Background information
- Born: May 21, 1901 Alameda, California, U.S.
- Died: December 1, 1986 (aged 85) Los Angeles, California, U.S.
- Genres: Big band
- Occupations: Musician, bandleader
- Instrument: Piano

= Horace Heidt =

American pianist and band leader (1901–1986)

Horace Heidt (May 21, 1901 – December 1, 1986) was an American pianist, big band leader, and radio and television personality. His band, Horace Heidt and his Musical Knights, toured vaudeville and performed on radio and television during the 1930s and 1940s.

==Early years==
Born in Alameda, California, Heidt attended Culver Academies. At the University of California, Berkeley, he was a guard on the football team. A broken back suffered in a practice session caused him to give up football, leading him to turn his attention to music. He and some classmates formed a band, The Californians.

==Career==

Heidt and his band performing in a Vitaphone Varieties short, 1930

From 1932 to 1953, he was one of the more popular radio bandleaders, heard on both NBC and CBS in a variety of different formats over the years. He began on the NBC Blue Network in 1932 with Shell Oil's Ship of Joy and Answers by the Dancers. During the late 1930s on CBS he did Captain Dobbsie's Ship of Joy and Horace Heidt's Alemite Brigadiers before returning to NBC for 1937–39 broadcasts. It was at this time that the band featured guitarist Alvino Rey and The King Sisters.

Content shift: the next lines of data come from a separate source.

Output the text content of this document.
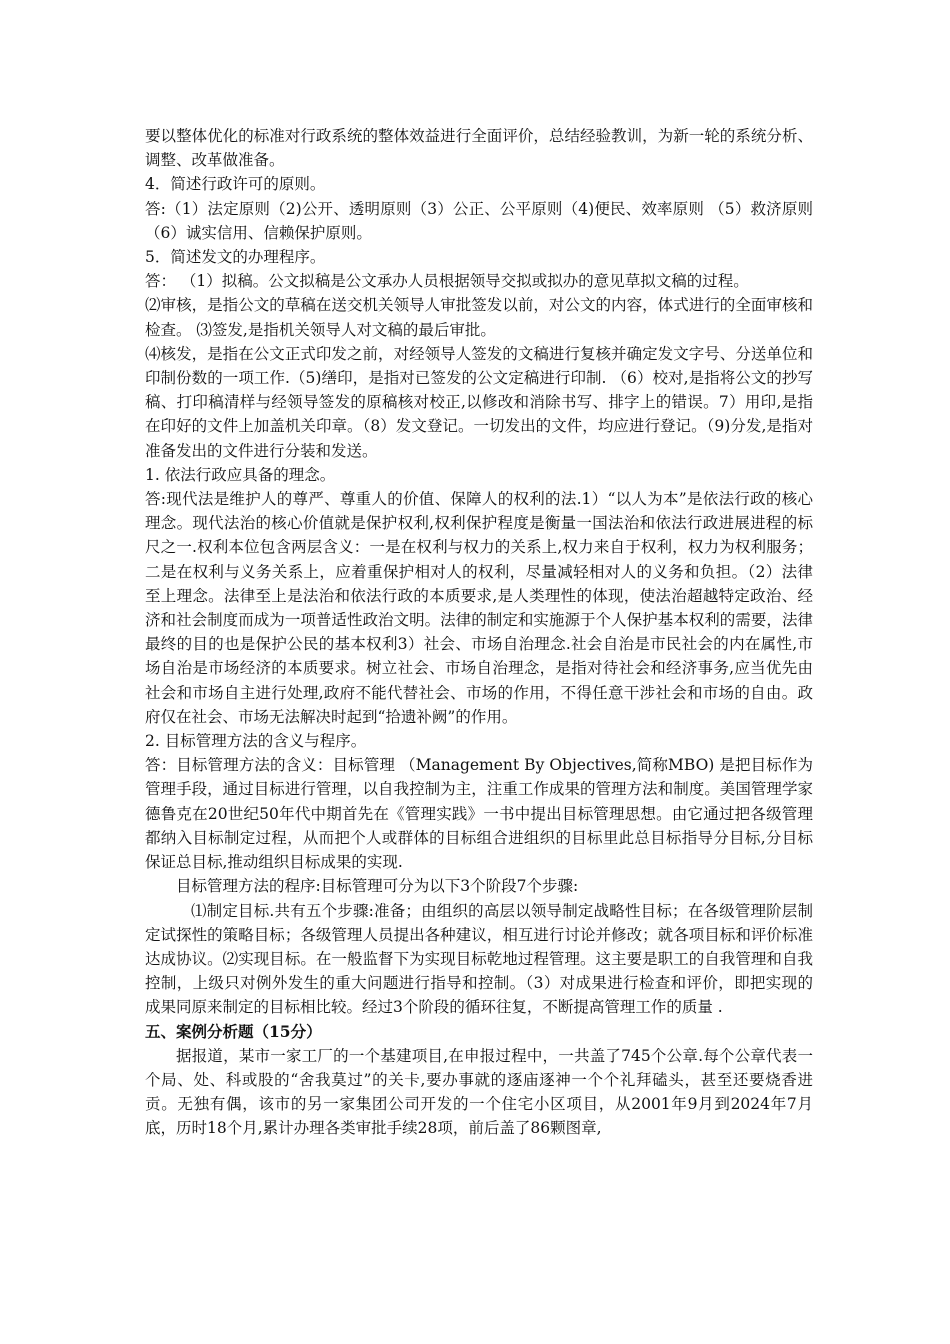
要以整体优化的标准对行政系统的整体效益进行全面评价，总结经验教训，为新一轮的系统分析、调整、改革做准备。

4．简述行政许可的原则。

答:（1）法定原则（2)公开、透明原则（3）公正、公平原则（4)便民、效率原则 （5）救济原则（6）诚实信用、信赖保护原则。

5．简述发文的办理程序。

答： （1）拟稿。公文拟稿是公文承办人员根据领导交拟或拟办的意见草拟文稿的过程。

⑵审核，是指公文的草稿在送交机关领导人审批签发以前，对公文的内容，体式进行的全面审核和检查。 ⑶签发,是指机关领导人对文稿的最后审批。

⑷核发，是指在公文正式印发之前，对经领导人签发的文稿进行复核并确定发文字号、分送单位和印制份数的一项工作.（5)缮印，是指对已签发的公文定稿进行印制. （6）校对,是指将公文的抄写稿、打印稿清样与经领导签发的原稿核对校正,以修改和消除书写、排字上的错误。7）用印,是指在印好的文件上加盖机关印章。（8）发文登记。一切发出的文件，均应进行登记。（9)分发,是指对准备发出的文件进行分装和发送。

1. 依法行政应具备的理念。

答:现代法是维护人的尊严、尊重人的价值、保障人的权利的法.1）“以人为本”是依法行政的核心理念。现代法治的核心价值就是保护权利,权利保护程度是衡量一国法治和依法行政进展进程的标尺之一.权利本位包含两层含义：一是在权利与权力的关系上,权力来自于权利，权力为权利服务；二是在权利与义务关系上，应着重保护相对人的权利，尽量减轻相对人的义务和负担。（2）法律至上理念。法律至上是法治和依法行政的本质要求,是人类理性的体现，使法治超越特定政治、经济和社会制度而成为一项普适性政治文明。法律的制定和实施源于个人保护基本权利的需要，法律最终的目的也是保护公民的基本权利3）社会、市场自治理念.社会自治是市民社会的内在属性,市场自治是市场经济的本质要求。树立社会、市场自治理念，是指对待社会和经济事务,应当优先由社会和市场自主进行处理,政府不能代替社会、市场的作用，不得任意干涉社会和市场的自由。政府仅在社会、市场无法解决时起到“拾遗补阙”的作用。

2. 目标管理方法的含义与程序。

答：目标管理方法的含义：目标管理 （Management By Objectives,简称MBO) 是把目标作为管理手段，通过目标进行管理，以自我控制为主，注重工作成果的管理方法和制度。美国管理学家德鲁克在20世纪50年代中期首先在《管理实践》一书中提出目标管理思想。由它通过把各级管理都纳入目标制定过程，从而把个人或群体的目标组合进组织的目标里此总目标指导分目标,分目标保证总目标,推动组织目标成果的实现.

目标管理方法的程序:目标管理可分为以下3个阶段7个步骤:

⑴制定目标.共有五个步骤:准备；由组织的高层以领导制定战略性目标；在各级管理阶层制定试探性的策略目标；各级管理人员提出各种建议，相互进行讨论并修改；就各项目标和评价标准达成协议。⑵实现目标。在一般监督下为实现目标乾地过程管理。这主要是职工的自我管理和自我控制，上级只对例外发生的重大问题进行指导和控制。（3）对成果进行检查和评价，即把实现的成果同原来制定的目标相比较。经过3个阶段的循环往复，不断提高管理工作的质量 .

五、案例分析题（15分）

据报道，某市一家工厂的一个基建项目,在申报过程中，一共盖了745个公章.每个公章代表一个局、处、科或股的“舍我莫过”的关卡,要办事就的逐庙逐神一个个礼拜磕头，甚至还要烧香进贡。无独有偶，该市的另一家集团公司开发的一个住宅小区项目，从2001年9月到2024年7月底，历时18个月,累计办理各类审批手续28项，前后盖了86颗图章,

In 1936, Horace Heidt conducted an ensemble of eight musicians all of whom played harmonica on Saturday evenings at the Drake Hotel in Chicago.

Singer Matt Dennis got his start with Heidt's band, and Art Carney was the band's singing comedian. The Heidt band's recordings were highly successful, with "Gone with the Wind" going to No. 1 in 1937 and "Ti-Pi-Tin" to No. 1 in 1938. In 1939, "The Man with the Mandolin" ranked No. 2 on the chart.

He and his band played on the NBC Pot o' Gold radio show (1939–41). The 1941 film of the same title, produced by James Roosevelt (son of the U.S. president) and directed by George Marshall, starred James Stewart and Paulette Goddard, and it featured Heidt portraying himself with his band. Carney can be glimpsed in some of the film's musical numbers. The movie gives a fairly accurate depiction of Heidt's radio show but features staged sequences, such as a scene in which a Minnesota farmer is allegedly phoned at random by Heidt during his radio show.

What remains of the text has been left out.